The inventor of the first rink (LaFroidpecheur, 1782) enclosed it with “rink boards” so it might be splashed with kerosene until a glistening, colorful sheen collected on the flat surface, then set on fire the moment the first skater set his or her prancing foot on the ice.  Mon Dieu!  We stand – or slide-and-burn – corrected!

You’ve been putting small children on escalators wrong

We’ll bet you didn’t know those parallel grooves beneath your feet on escalator steps are there to firmly grip small children’s noses as they ride to the top – or, facing backwards, to the bottom.  This is where the saying “Got your nose, Mr. Escalator!” came from.  Feel dopily errant now?

You’ve been flouncing wrong

You may believe that you have from time to time flounced, but one is not flouncing unless one has gathered up all of one’s clothing so it does not touch the floor.  This includes petticoats, but also shoes, socks, and all cardboard CAR WASH! HALF OFF TODAY! signs.  Hmmm.  We’ll flounce better next time!

 You’ve been using revolving doors wrong

U.S. Patent # 387,571, issued to Theophilus Von Kannel of Philadelphia in 1888, shows the “street vane” was contrived to power the revolving restaurant on his building’s roof.  Pedestrians were encouraged to turn it as they passed – slowly, so as not to send cutlery (or customers!) flying, two floors above.  Only as an afterthought did Von Kannel realize his “Publically-Powered Dining Establishment Rotor” might also be used by those desiring access to the building, to whom he offered a 5-cent discount on a second creamy dessert.  Slap forehead against building!

You’ve been yelling “Stop!  Thief!” wrong

When Seth Cribbins, 42, was robbed in the street in Canton, Ohio in 1903, he chased the cutpurse, crying “Thief!  Stop!”  His on-the-spot inspiration led to bystander intervention and arrest, and the clever phrase was promoted in popular songs, magazines and tent shows.  Today, we unhappily reverse the words’ order, which has the unfortunate effect of making onlookers “Stop!” — then look around for a thief, who has already fled.  What crime-encouraging mudgoolies we all persist in being!

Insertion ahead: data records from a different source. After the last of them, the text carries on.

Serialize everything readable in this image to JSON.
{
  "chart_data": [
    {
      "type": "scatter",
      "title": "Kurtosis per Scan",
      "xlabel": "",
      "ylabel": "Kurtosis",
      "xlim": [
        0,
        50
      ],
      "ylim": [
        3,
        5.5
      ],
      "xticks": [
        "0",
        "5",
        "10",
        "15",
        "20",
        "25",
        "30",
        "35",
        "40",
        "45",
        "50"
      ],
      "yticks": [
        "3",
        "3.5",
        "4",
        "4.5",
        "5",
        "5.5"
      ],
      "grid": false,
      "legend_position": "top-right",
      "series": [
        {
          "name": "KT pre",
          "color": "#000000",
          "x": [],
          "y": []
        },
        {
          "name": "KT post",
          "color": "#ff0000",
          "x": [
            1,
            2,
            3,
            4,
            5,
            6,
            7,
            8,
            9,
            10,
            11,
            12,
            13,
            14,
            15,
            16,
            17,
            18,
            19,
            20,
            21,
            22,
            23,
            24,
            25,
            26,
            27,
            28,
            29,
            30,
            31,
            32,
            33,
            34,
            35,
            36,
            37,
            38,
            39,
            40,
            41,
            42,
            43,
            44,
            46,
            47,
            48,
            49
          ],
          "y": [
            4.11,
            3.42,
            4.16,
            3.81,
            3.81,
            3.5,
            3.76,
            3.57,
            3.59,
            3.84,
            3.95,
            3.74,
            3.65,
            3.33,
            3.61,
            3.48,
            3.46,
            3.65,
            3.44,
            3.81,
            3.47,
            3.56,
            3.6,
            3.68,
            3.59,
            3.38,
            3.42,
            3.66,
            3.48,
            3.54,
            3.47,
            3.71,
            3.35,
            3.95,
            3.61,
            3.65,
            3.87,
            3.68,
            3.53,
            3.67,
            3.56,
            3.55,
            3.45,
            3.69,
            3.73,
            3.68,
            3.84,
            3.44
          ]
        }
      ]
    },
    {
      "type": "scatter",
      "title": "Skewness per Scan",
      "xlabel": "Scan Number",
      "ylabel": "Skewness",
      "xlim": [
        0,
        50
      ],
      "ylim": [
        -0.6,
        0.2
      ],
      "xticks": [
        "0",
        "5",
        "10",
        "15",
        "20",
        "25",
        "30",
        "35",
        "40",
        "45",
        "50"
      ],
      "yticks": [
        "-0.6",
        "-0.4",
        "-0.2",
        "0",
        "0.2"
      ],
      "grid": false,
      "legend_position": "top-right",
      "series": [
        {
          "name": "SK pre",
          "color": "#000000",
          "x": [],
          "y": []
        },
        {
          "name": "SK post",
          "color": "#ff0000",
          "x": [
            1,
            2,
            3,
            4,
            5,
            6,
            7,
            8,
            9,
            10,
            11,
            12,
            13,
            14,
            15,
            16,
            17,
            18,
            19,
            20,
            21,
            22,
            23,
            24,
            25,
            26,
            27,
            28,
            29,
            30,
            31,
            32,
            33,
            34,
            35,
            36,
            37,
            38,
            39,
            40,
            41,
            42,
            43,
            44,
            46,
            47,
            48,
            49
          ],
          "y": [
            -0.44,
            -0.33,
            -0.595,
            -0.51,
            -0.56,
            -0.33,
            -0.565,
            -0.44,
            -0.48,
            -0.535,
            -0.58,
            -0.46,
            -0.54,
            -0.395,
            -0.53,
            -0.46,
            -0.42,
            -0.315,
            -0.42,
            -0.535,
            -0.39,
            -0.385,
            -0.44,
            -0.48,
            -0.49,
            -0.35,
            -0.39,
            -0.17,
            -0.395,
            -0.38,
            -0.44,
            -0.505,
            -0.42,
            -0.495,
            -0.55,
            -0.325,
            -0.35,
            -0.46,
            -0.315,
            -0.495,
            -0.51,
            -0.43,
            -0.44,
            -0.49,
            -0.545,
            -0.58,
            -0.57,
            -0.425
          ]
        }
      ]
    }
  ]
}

You’ve been beweeping your outcast state in fortune and men’s eyes wrong

You’re supposed to trouble deaf heaven first, then despise yourself, before you haply think on thee, then scorn to change your state with kings.  (Shakespeare, Sonnet 29)  Quotha:  “Oooops!”

You’ve been abandoning all hope ye who enter here wrong

If you’re like us, you’ve been thinking that when you abandoned all hope when you entered here there was still the ittiest bittiest chance that something would come along, like a winning lottery ticket or a superhero, or one oppressor with a small scrap of remaining soul who’d sympathize with the downtrodden like in War Of The Planet Of The Apes to save you.  Nope.  When it says all hope, it means ALL hope.  There is no hope.  None.  Let it go.  Not gonna happen.  It’s hopeless.  There, now don’t you feel abandoned like you were supposed to?